Check your elite brown/white class analysis
Dear Editor,
I have followed the commentary on Damion Crawford’s misguided assessment of his opponent.
I think Crawford grew up in Kingston where there does exist an elite brown and white class who descend from the plantocracy or the Arab merchant classes. He mistakenly applies this “class analysis” to rural Jamaica, where Ann-Marie Vaz grew up.
Outside of Kingston, and perhaps Montego Bay, the complexion of people does not necessarily correlate with their social position. For example, the parish of St Elizabeth has a fairly large population of light-skinned Jamaicans, often with light-brown, blue, grey, or green eyes. They are, for the most part, small farmers, country folk, or peasants, if you like this word. Their light skin and exotic eyes do not bring them a higher social position than their neighbours and relatives of darker hue.

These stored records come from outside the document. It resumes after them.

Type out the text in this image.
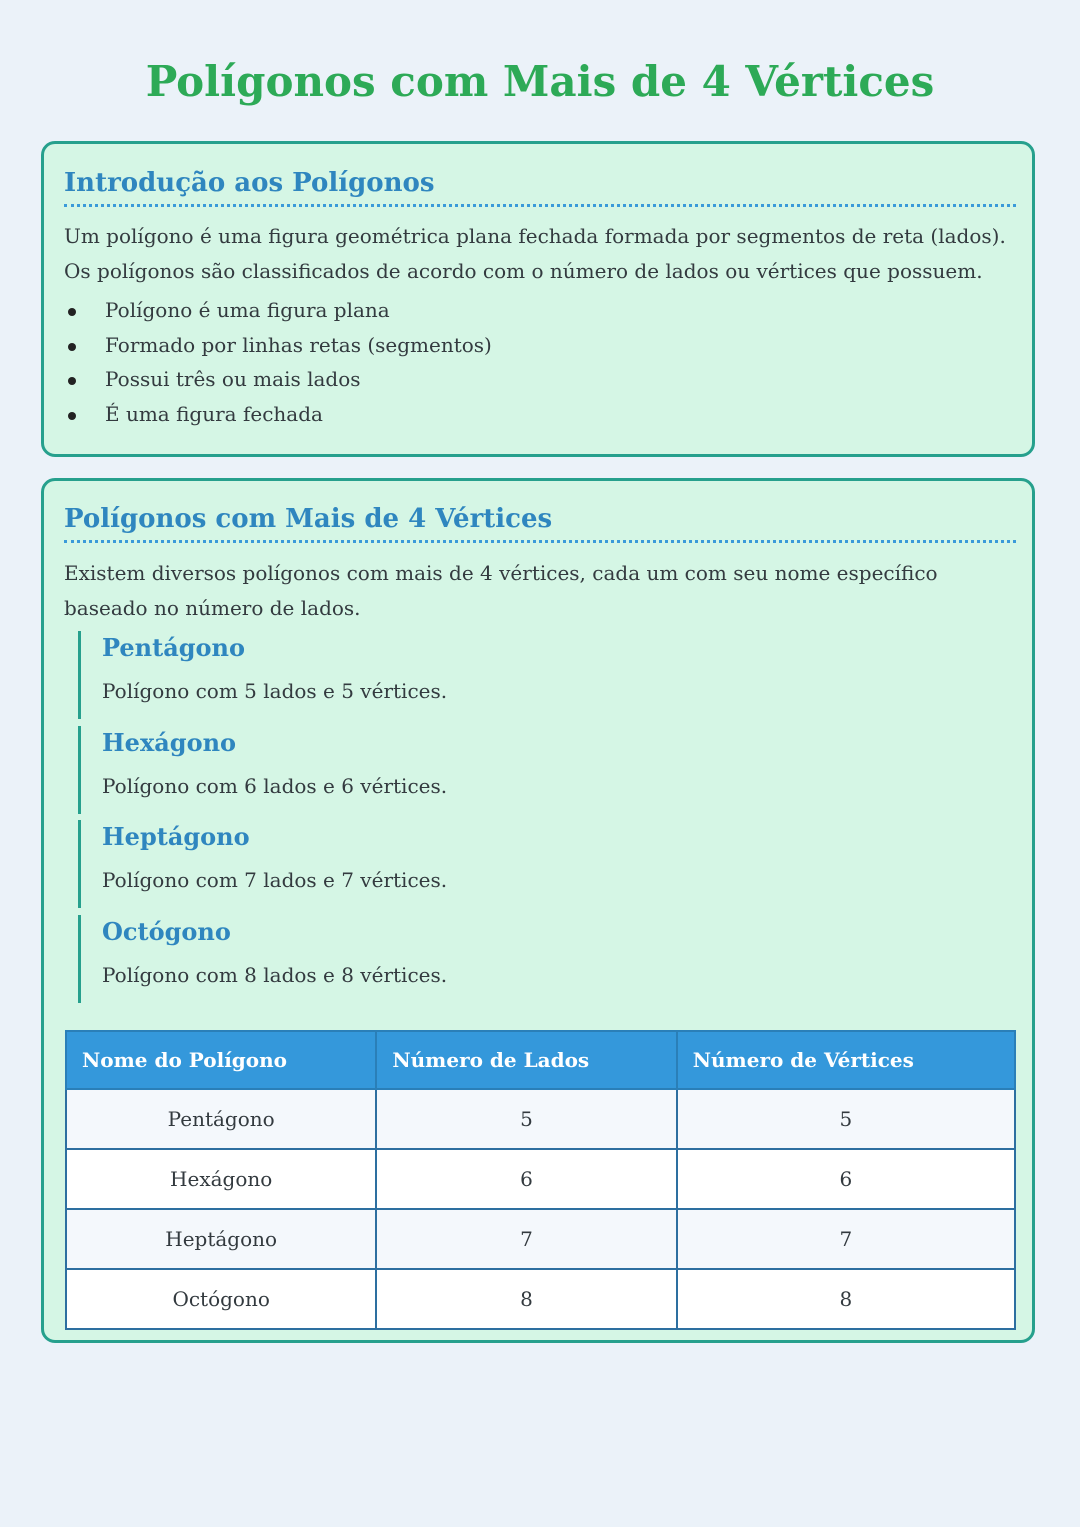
Polígonos com Mais de 4 Vértices
Introdução aos Polígonos

Um polígono é uma figura geométrica plana fechada formada por segmentos de reta (lados).
Os polígonos são classificados de acordo com o número de lados ou vértices que possuem.

Polígono é uma figura plana
Formado por linhas retas (segmentos)
Possui três ou mais lados
É uma figura fechada
Polígonos com Mais de 4 Vértices

Existem diversos polígonos com mais de 4 vértices, cada um com seu nome específico
baseado no número de lados.

Pentágono

Polígono com 5 lados e 5 vértices.

Hexágono

Polígono com 6 lados e 6 vértices.

Heptágono

Polígono com 7 lados e 7 vértices.

Octógono

Polígono com 8 lados e 8 vértices.

Nome do Polígono	Número de Lados	Número de Vértices
Pentágono	5	5
Hexágono	6	6
Heptágono	7	7
Octógono	8	8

I think Crawford should leave Kingston from time to time and explore the rest of Jamaica to test his complexion/class analysis. Outside of Kingston, no one speaks of uptown people and downtown people, nor is there a predisposition to assess someone’s class background solely based on their complexion.
I am not saying colourism does not exist at all in Jamaica, I am just suggesting that too often people use the Kingston class/colour paradigm to tar the entire Jamaica with the same brush.
The advertisement featuring Vaz’s grandma should serve to enlighten Crawford about social realities outside of the Kingston Metropolitan Area, where many dark-skinned people have wealth and social position, and many light-skinned people have neither.